Sutradara Video Porno Anak vs Perempuan Dewasa di Bandung Dituntut 7 Tahun Bui

Terasjabar.co – Sutradara kasus produksi video porno anak di Bandung Muhamad Faisal Akbar, dituntut tujuh tahun penjara oleh Jaksa Penuntut Umum (JPU). JPU menyakini terdakwa punya peran besar dalam kasus tersebut.

Hal tersebut terungkap dalam sidang lanjutan kasus video porno anak yang digelar di Pengadilan Negeri (PN) Klas 1 Bandung, Selasa (7/8/2018). Jalannya persidangan tertutup. Pewarta tidak diperkenankan masuk ke dalam ruang sidang

Faisal terbukti bersalah sebagaimana diatur dalam pasal 82 Undang-undang Nomor 35/2014 Tentang Perlindungan Anak, Pasal 2 Undang-undang Nomor 21/2007 tentang Pemberantasan Tindak Pidana Perdagangan Orang.

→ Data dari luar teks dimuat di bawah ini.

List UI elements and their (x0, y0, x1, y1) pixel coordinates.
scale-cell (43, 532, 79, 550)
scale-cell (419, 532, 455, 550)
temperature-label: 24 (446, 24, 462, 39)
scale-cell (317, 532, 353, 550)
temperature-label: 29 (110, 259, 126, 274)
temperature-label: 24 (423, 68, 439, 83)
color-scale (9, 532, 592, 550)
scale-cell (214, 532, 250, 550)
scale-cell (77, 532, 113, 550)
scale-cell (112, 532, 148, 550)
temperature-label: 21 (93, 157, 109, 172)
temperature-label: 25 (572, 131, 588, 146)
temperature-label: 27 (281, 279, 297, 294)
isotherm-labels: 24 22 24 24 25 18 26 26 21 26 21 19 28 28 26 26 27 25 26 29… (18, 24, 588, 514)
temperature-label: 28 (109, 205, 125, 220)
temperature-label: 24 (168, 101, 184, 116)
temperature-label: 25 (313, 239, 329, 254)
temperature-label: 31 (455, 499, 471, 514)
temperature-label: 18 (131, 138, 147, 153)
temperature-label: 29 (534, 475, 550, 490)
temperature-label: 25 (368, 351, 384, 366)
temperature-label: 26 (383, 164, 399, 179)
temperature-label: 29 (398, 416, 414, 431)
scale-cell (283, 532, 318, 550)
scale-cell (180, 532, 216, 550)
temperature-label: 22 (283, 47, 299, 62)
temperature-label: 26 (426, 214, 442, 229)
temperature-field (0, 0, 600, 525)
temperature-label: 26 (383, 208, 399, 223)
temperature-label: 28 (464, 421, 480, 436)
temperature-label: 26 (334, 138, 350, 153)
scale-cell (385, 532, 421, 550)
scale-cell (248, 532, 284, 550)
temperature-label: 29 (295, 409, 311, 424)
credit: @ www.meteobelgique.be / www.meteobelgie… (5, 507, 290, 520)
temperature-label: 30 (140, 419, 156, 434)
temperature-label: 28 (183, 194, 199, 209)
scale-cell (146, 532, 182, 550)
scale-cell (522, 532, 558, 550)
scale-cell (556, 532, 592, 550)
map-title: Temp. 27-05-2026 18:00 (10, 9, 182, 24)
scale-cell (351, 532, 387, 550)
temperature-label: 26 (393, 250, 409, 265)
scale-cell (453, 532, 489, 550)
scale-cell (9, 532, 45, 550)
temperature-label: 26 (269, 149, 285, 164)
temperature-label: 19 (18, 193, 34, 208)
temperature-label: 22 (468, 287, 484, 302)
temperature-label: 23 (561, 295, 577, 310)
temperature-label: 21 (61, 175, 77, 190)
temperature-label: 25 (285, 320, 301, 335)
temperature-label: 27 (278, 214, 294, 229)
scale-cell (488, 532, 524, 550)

Dan pasal 29 Undang-undang Nomor 44/2008 tentang Pornografi serta Pasal 27 Undang-undang Nomor 11/2008 tentang Informasi dan Transaksi Elektronik (ITE).

“Kami menjatuhkan pidana terhadap terdakwa selama tujuh tahun penjara, denda Rp 250 juta subsider enam bulan kurungan,” kata Jaksa Kejati Jabar Rika di Pengadilan Negeri Kelas 1A khusus Bandung usai sidang.

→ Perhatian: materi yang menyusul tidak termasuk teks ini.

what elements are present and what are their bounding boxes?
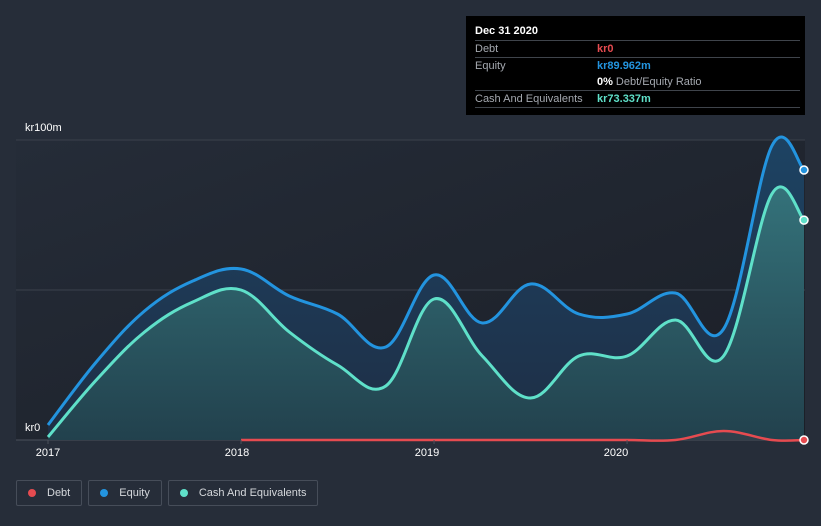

Ditemui usai sidang, Tim kuasa hukum terdakwa I Made Agus Rediyuadana mengaku keberatan dengan tuntutan yang dijatuhkan JPU. Tim kuasa hukum mengajukan pledoi yang akan digelar pekan depan.

“Langkah minggu depan pledoi. Ada pemasangan pasal tidak tepat dalam tuntutan itu, masalah trafficking. Kita menyatakan itu salah, dalam penerapan UU perlindungan anak dan UU ITE pendapat kita seperti itu,” kata Agus.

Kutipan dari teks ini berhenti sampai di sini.